7. (SBU) The Government of Peru has stepped forward with
justifications for budgetary initiatives. On November 21,
the Interior and Defense Ministers presented a joint request
to Congress for 400 million soles (133 million USD)
of increased funding to fight narco-terrorism in the Apurimac
and Ene Valleys. (Note: The Armed Forces mainly want money
to buy arms and refurbish bases. The Police particularly
need ammunition, as well as arms and other equipment. End
Note). Minister of Economy Carranza authorized a supplement
of only 50 million soles (16 million USD). The head of the
Peruvian Joint Command, Adm. Montoya, announced that the
Ministry of Defense would construct 5 new anti-subversive
bases in the VRAE to add to the 18 already in the area. The
Minister of Interior also announced construction of new
police bases in the VRAE and Huallaga.

8. (C) Comment: If one goal of narco-terrorists is to
undermine public confidence in the security of the country,
they have made some progress judging by the IPSOS/APOYO poll.

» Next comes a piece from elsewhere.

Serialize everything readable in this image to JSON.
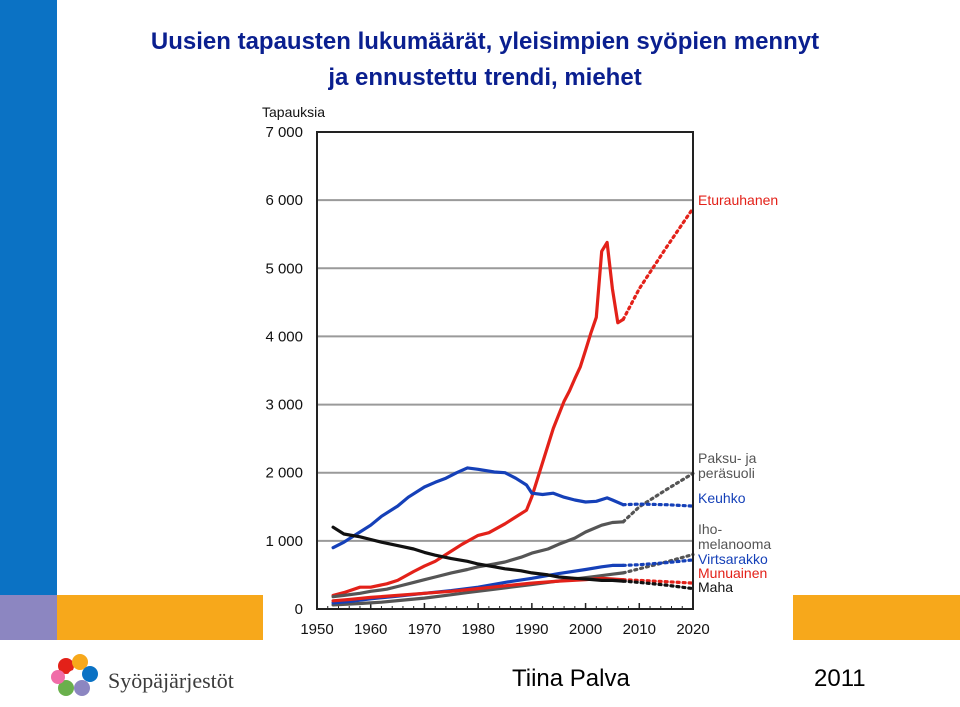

While the recent attacks on police have caused the usual
polemics against corruption and incompetence on the part of
the government, there is a deeper undercurrent of concern
that narco-terrorism presents a serious menace to
governability in Peru. Most people concur that the VRAE is a
no-go zone, too dangerous to attempt eradication and
development projects. Although Minister Wagner continues to
support the concept of joint operations, to date, Plan VRAE
and other plans to improve social and economic conditions in
the area appear to be stymied by the lack of an executable
security plan. While interdiction operations continue out of
the PNP base at Palma Pampa and joint PNP-EP operations have
been occurring around the eradication operations in the Upper
Huallaga, to date, no joint Police-Army CNT operations are
being conducted in the VRAE. Additionally, Police
representatives have told us that the Armed Forces and PNP do
not share intelligence they have collected on SL in the
Emergency Zones, indicating a lack of mutual trust.